Personally for me important things are:
  a) full-mesh, any pop to any pop
  b) high resolution, I want to know at least down to 10ms (100pps *
cos * pops - may not be trivial amount of traffic)
  c) multiple CoS for all paths
  d) ability to discriminate measurement by SPORT (to troubleshoot ECMP issues)
  e) 1us or better precision for 2way jitter, latency
  f) good API to configure, to get data out, to get alerts out
  g) verify that received data is same as send (to find out if network
has mangled bits) - this is very rare feature for some reason

1us or better precision basically removes all virtualised setups,
because SR-IOV does not provide access to HW timestamping today. So
you'll need dedicated HW for it, and vast majority of these shops only
offer HW timestamping in the the upper range of the products.

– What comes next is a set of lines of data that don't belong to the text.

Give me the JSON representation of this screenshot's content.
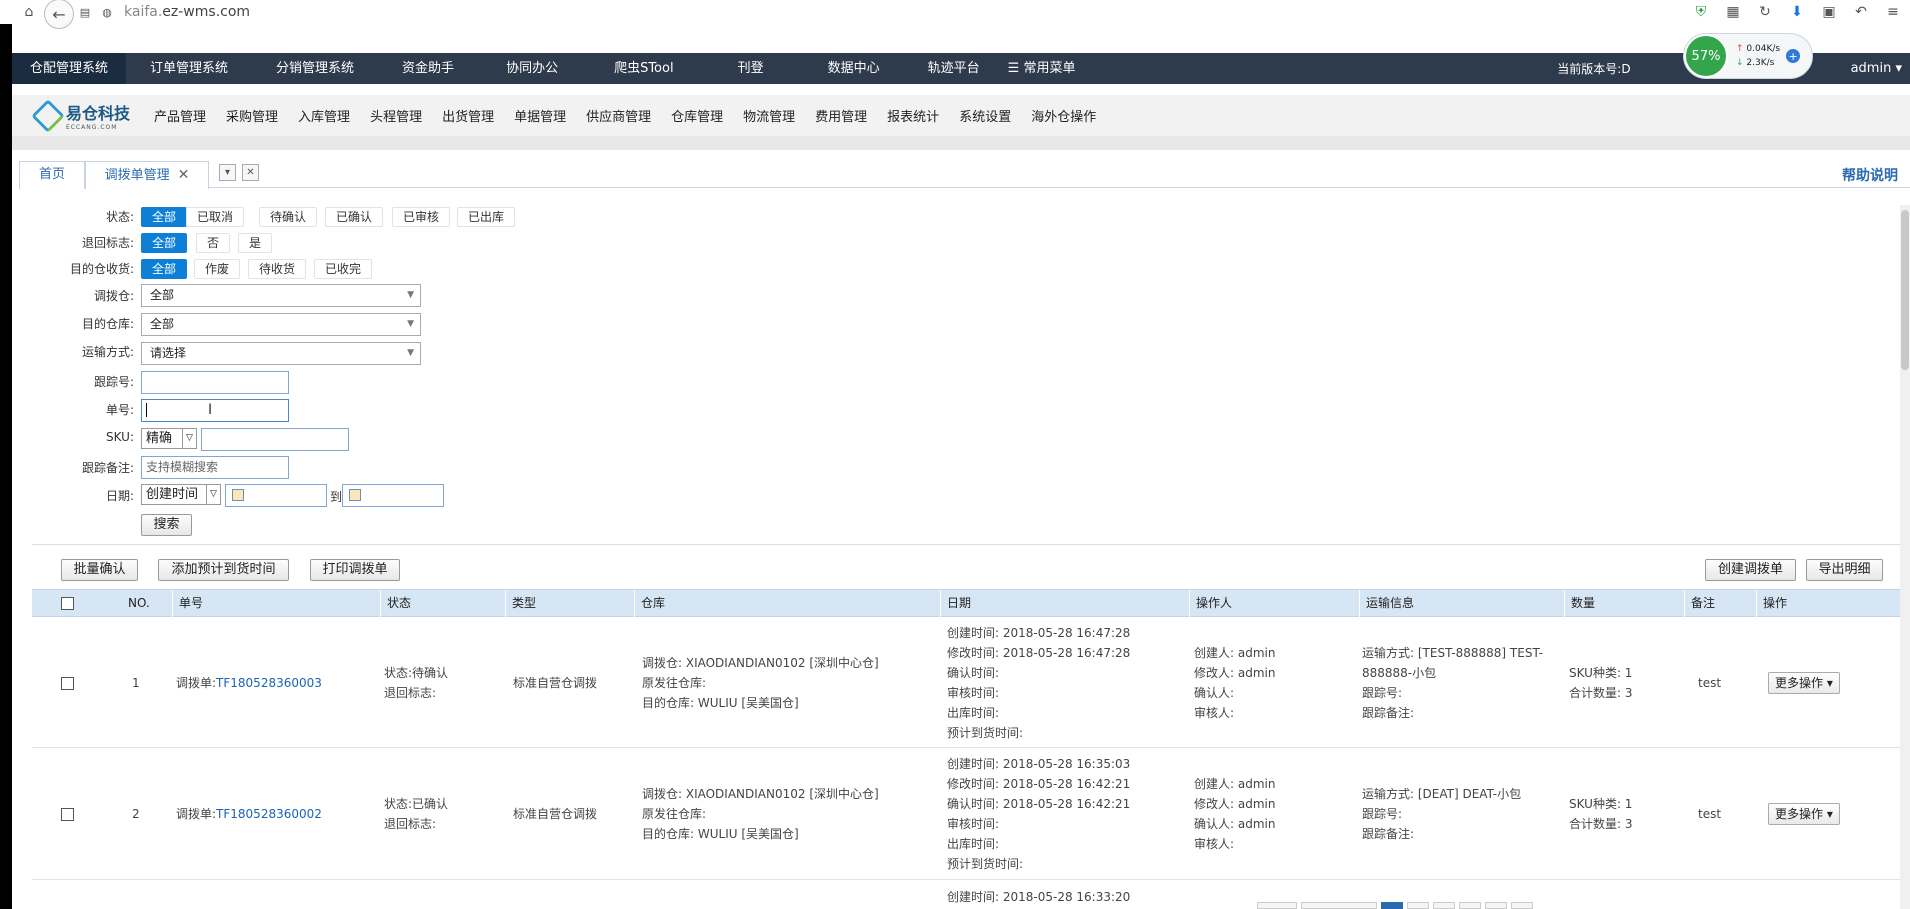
{
  "browser": {
    "url_sub": "kaifa.",
    "url_domain": "ez-wms.com"
  },
  "topnav": {
    "items": [
      "仓配管理系统",
      "订单管理系统",
      "分销管理系统",
      "资金助手",
      "协同办公",
      "爬虫STool",
      "刊登",
      "数据中心",
      "轨迹平台",
      "常用菜单"
    ],
    "version_label": "当前版本号:D",
    "user": "admin",
    "speed": {
      "percent": "57%",
      "up": "0.04K/s",
      "down": "2.3K/s"
    }
  },
  "subnav": {
    "logo_text": "易仓科技",
    "logo_sub": "ECCANG.COM",
    "items": [
      "产品管理",
      "采购管理",
      "入库管理",
      "头程管理",
      "出货管理",
      "单据管理",
      "供应商管理",
      "仓库管理",
      "物流管理",
      "费用管理",
      "报表统计",
      "系统设置",
      "海外仓操作"
    ]
  },
  "tabs": {
    "home": "首页",
    "current": "调拨单管理",
    "help": "帮助说明"
  },
  "filters": {
    "status_label": "状态:",
    "status_options": [
      "全部",
      "已取消",
      "待确认",
      "已确认",
      "已审核",
      "已出库"
    ],
    "return_label": "退回标志:",
    "return_options": [
      "全部",
      "否",
      "是"
    ],
    "receive_label": "目的仓收货:",
    "receive_options": [
      "全部",
      "作废",
      "待收货",
      "已收完"
    ],
    "from_wh_label": "调拨仓:",
    "from_wh_value": "全部",
    "to_wh_label": "目的仓库:",
    "to_wh_value": "全部",
    "ship_label": "运输方式:",
    "ship_value": "请选择",
    "track_label": "跟踪号:",
    "order_label": "单号:",
    "sku_label": "SKU:",
    "sku_mode": "精确",
    "note_label": "跟踪备注:",
    "note_placeholder": "支持模糊搜索",
    "date_label": "日期:",
    "date_type": "创建时间",
    "date_to": "到",
    "search_btn": "搜索"
  },
  "actions": {
    "batch_confirm": "批量确认",
    "add_eta": "添加预计到货时间",
    "print": "打印调拨单",
    "create": "创建调拨单",
    "export": "导出明细"
  },
  "table": {
    "headers": [
      "NO.",
      "单号",
      "状态",
      "类型",
      "仓库",
      "日期",
      "操作人",
      "运输信息",
      "数量",
      "备注",
      "操作"
    ],
    "rows": [
      {
        "no": "1",
        "order_prefix": "调拨单:",
        "order_no": "TF180528360003",
        "status": "状态:待确认",
        "return_flag": "退回标志:",
        "type": "标准自营仓调拨",
        "wh_from": "调拨仓: XIAODIANDIAN0102 [深圳中心仓]",
        "wh_origin": "原发往仓库:",
        "wh_to": "目的仓库: WULIU [吴美国仓]",
        "d_create": "创建时间: 2018-05-28 16:47:28",
        "d_modify": "修改时间: 2018-05-28 16:47:28",
        "d_confirm": "确认时间:",
        "d_audit": "审核时间:",
        "d_out": "出库时间:",
        "d_eta": "预计到货时间:",
        "op_create": "创建人: admin",
        "op_modify": "修改人: admin",
        "op_confirm": "确认人:",
        "op_audit": "审核人:",
        "ship_1": "运输方式: [TEST-888888] TEST-",
        "ship_2": "888888-小包",
        "ship_track": "跟踪号:",
        "ship_note": "跟踪备注:",
        "qty_sku": "SKU种类: 1",
        "qty_total": "合计数量: 3",
        "remark": "test",
        "more": "更多操作"
      },
      {
        "no": "2",
        "order_prefix": "调拨单:",
        "order_no": "TF180528360002",
        "status": "状态:已确认",
        "return_flag": "退回标志:",
        "type": "标准自营仓调拨",
        "wh_from": "调拨仓: XIAODIANDIAN0102 [深圳中心仓]",
        "wh_origin": "原发往仓库:",
        "wh_to": "目的仓库: WULIU [吴美国仓]",
        "d_create": "创建时间: 2018-05-28 16:35:03",
        "d_modify": "修改时间: 2018-05-28 16:42:21",
        "d_confirm": "确认时间: 2018-05-28 16:42:21",
        "d_audit": "审核时间:",
        "d_out": "出库时间:",
        "d_eta": "预计到货时间:",
        "op_create": "创建人: admin",
        "op_modify": "修改人: admin",
        "op_confirm": "确认人: admin",
        "op_audit": "审核人:",
        "ship_1": "运输方式: [DEAT] DEAT-小包",
        "ship_track": "跟踪号:",
        "ship_note": "跟踪备注:",
        "qty_sku": "SKU种类: 1",
        "qty_total": "合计数量: 3",
        "remark": "test",
        "more": "更多操作"
      }
    ],
    "partial_row_date": "创建时间: 2018-05-28 16:33:20"
  }
}
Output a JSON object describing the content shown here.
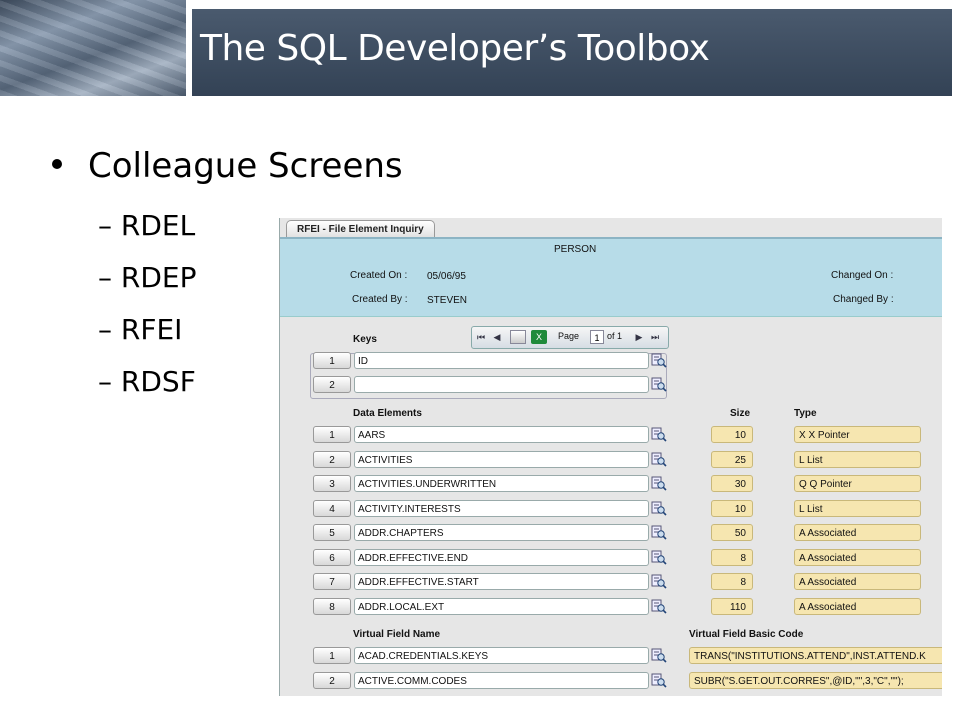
{
  "slide": {
    "title": "The SQL Developer’s Toolbox",
    "bullet": "Colleague Screens",
    "subitems": [
      "– RDEL",
      "– RDEP",
      "– RFEI",
      "– RDSF"
    ]
  },
  "app": {
    "tab_label": "RFEI - File Element Inquiry",
    "file_name": "PERSON",
    "created_on_label": "Created On :",
    "created_on_value": "05/06/95",
    "created_by_label": "Created By :",
    "created_by_value": "STEVEN",
    "changed_on_label": "Changed On :",
    "changed_by_label": "Changed By :",
    "pager": {
      "page_label": "Page",
      "page_value": "1",
      "of_label": "of 1"
    },
    "keys": {
      "header": "Keys",
      "rows": [
        {
          "num": "1",
          "value": "ID"
        },
        {
          "num": "2",
          "value": ""
        }
      ]
    },
    "data_elements": {
      "header": "Data Elements",
      "size_header": "Size",
      "type_header": "Type",
      "rows": [
        {
          "num": "1",
          "name": "AARS",
          "size": "10",
          "type": "X X Pointer"
        },
        {
          "num": "2",
          "name": "ACTIVITIES",
          "size": "25",
          "type": "L List"
        },
        {
          "num": "3",
          "name": "ACTIVITIES.UNDERWRITTEN",
          "size": "30",
          "type": "Q Q Pointer"
        },
        {
          "num": "4",
          "name": "ACTIVITY.INTERESTS",
          "size": "10",
          "type": "L List"
        },
        {
          "num": "5",
          "name": "ADDR.CHAPTERS",
          "size": "50",
          "type": "A Associated"
        },
        {
          "num": "6",
          "name": "ADDR.EFFECTIVE.END",
          "size": "8",
          "type": "A Associated"
        },
        {
          "num": "7",
          "name": "ADDR.EFFECTIVE.START",
          "size": "8",
          "type": "A Associated"
        },
        {
          "num": "8",
          "name": "ADDR.LOCAL.EXT",
          "size": "110",
          "type": "A Associated"
        }
      ]
    },
    "virtual_fields": {
      "header": "Virtual Field Name",
      "code_header": "Virtual Field Basic Code",
      "rows": [
        {
          "num": "1",
          "name": "ACAD.CREDENTIALS.KEYS",
          "code": "TRANS(\"INSTITUTIONS.ATTEND\",INST.ATTEND.K"
        },
        {
          "num": "2",
          "name": "ACTIVE.COMM.CODES",
          "code": "SUBR(\"S.GET.OUT.CORRES\",@ID,\"\",3,\"C\",\"\");"
        }
      ]
    }
  }
}
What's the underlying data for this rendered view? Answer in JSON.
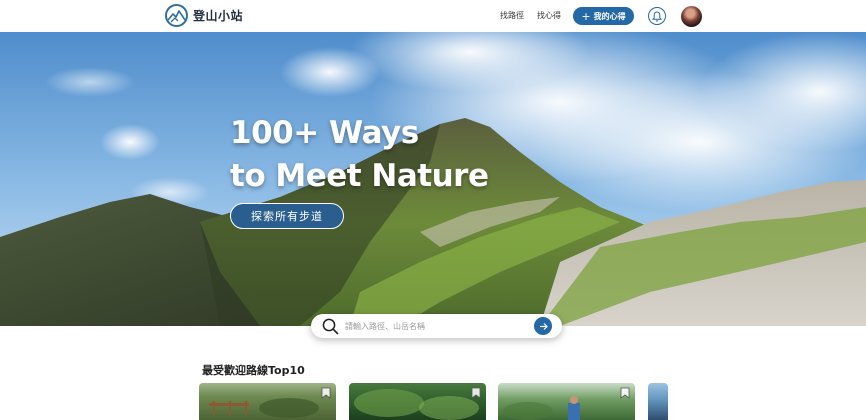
{
  "header": {
    "logo_text": "登山小站",
    "nav": {
      "find_trail": "找路徑",
      "find_notes": "找心得"
    },
    "my_notes_button": "我的心得"
  },
  "hero": {
    "title_line1": "100+ Ways",
    "title_line2": "to Meet Nature",
    "explore_button": "探索所有步道"
  },
  "search": {
    "placeholder": "請輸入路徑、山岳名稱"
  },
  "popular": {
    "title": "最受歡迎路線Top10"
  },
  "colors": {
    "primary": "#2468a6",
    "hero_button": "#2a5e8f"
  },
  "icons": [
    "mountain-logo-icon",
    "plus-icon",
    "bell-icon",
    "search-icon",
    "arrow-right-icon",
    "bookmark-icon"
  ]
}
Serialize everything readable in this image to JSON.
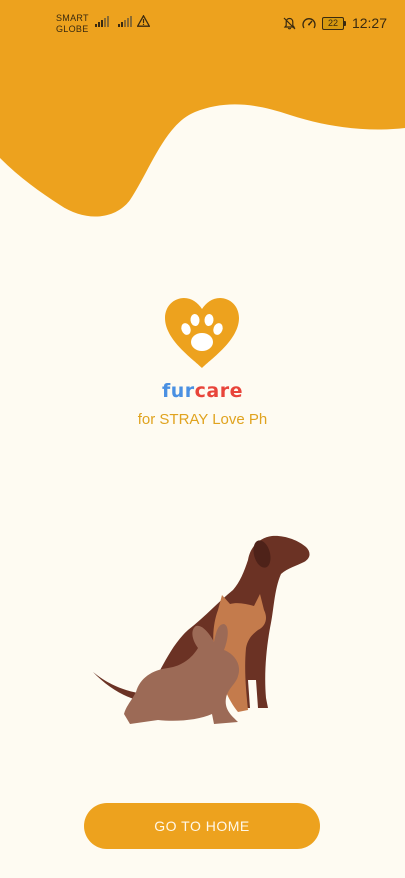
{
  "status_bar": {
    "carrier_line1": "SMART",
    "carrier_line2": "GLOBE",
    "battery_level": "22",
    "time": "12:27"
  },
  "brand": {
    "name_part1": "fur",
    "name_part2": "care",
    "tagline": "for STRAY Love Ph"
  },
  "colors": {
    "accent": "#EDA21E",
    "background": "#FEFBF2",
    "fur": "#4A90E2",
    "care": "#E8443A"
  },
  "cta": {
    "label": "GO TO HOME"
  }
}
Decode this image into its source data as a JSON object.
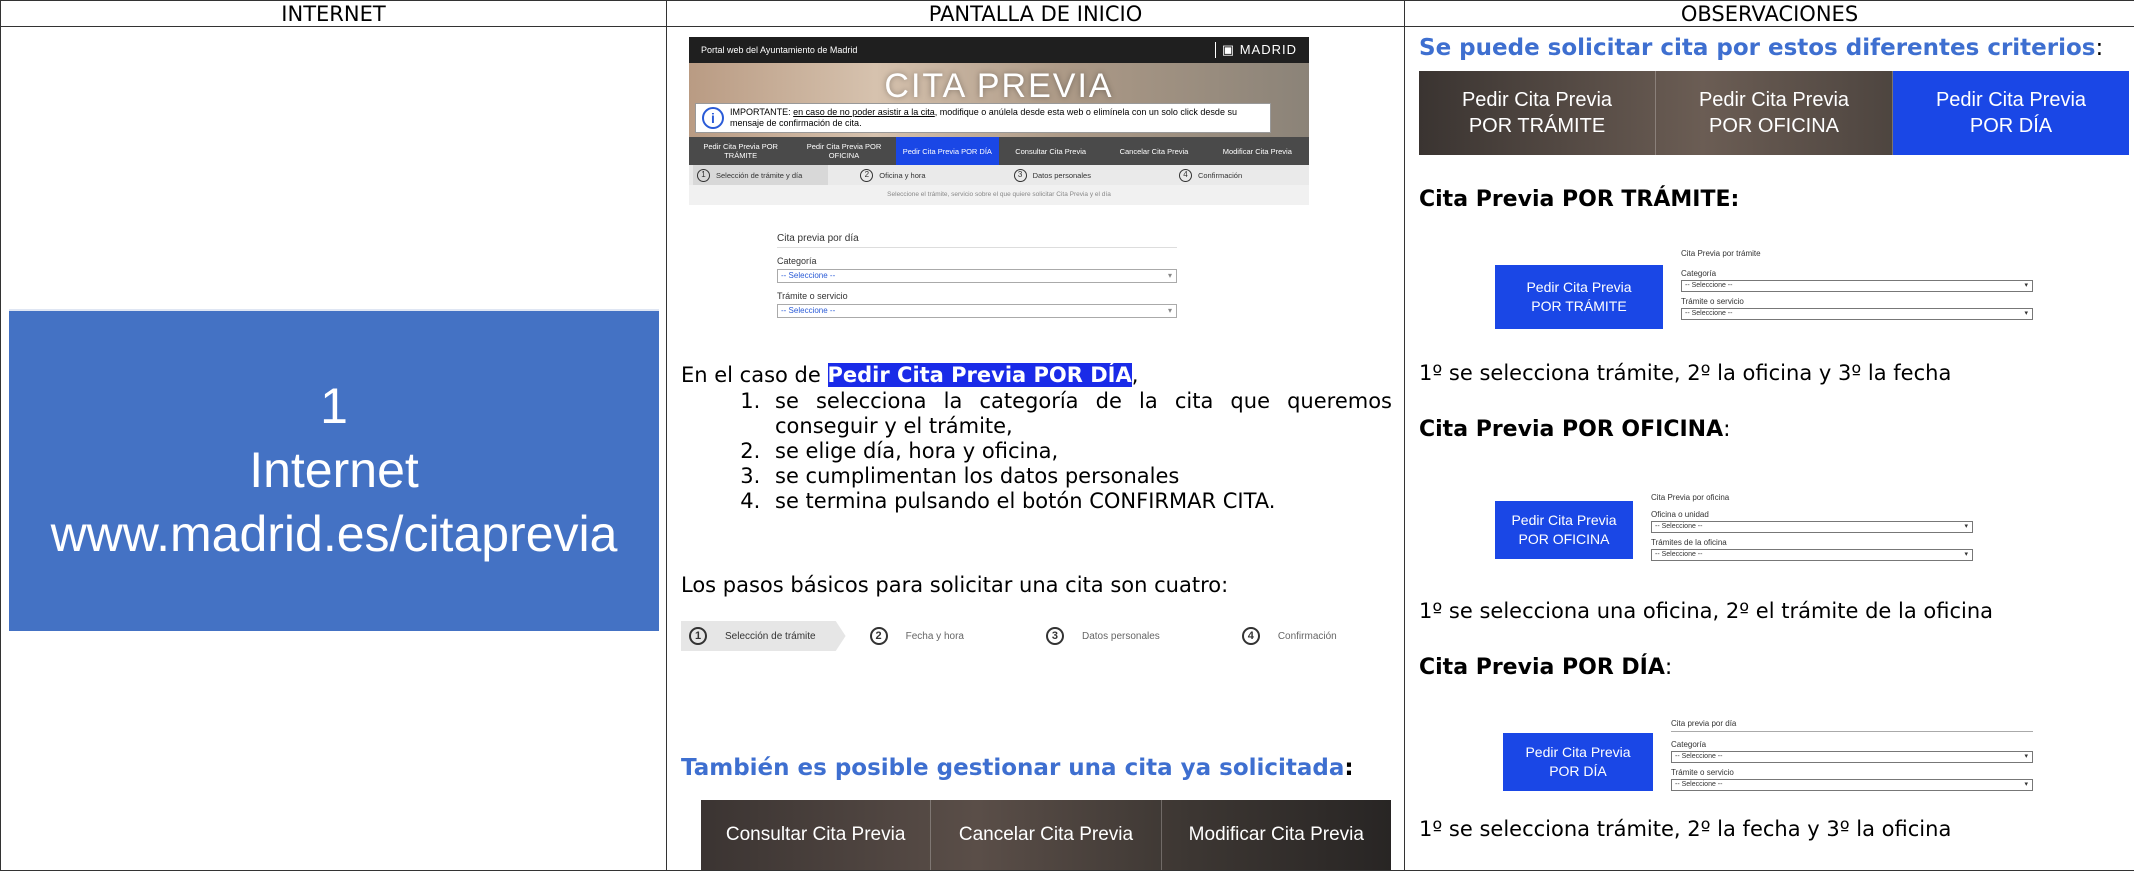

Personally I like Creanord, in previous life I've worked with them and
found them to be knowledgeable and reactive partner. They've recently
released new small/affordable boxes with HW timestamping. But are
lacking in some department, like no data validity checking today, and
GUI creation of full-mesh measurement is quite a chore as you need to
individually pick interfaces. Latter isn't so big deal for me, as I'd
do it programmatically anyhow, but may be big deal to others. I know
that both are on the table to be fixed.

If precision and resolution are not important and you're happy to
write your tooling to present the data and alert, you can probably get
away with CSCO IP SLA and/or JNPR RPM. Coworker of mine has written
very convenient and high performance IP SLA responder, so that you
don't have to buy several expensive Cisco boxes just to respond to the
queries - GitHub - cmouse/ip-sla-responder: Cisco IP-SLA / Juniper RPM responder

LogicMonitor is an excellent all-inclusive SaaS solution:
https://www.logicmonitor.com/

Thousandeyes works well, but it's also really expensive.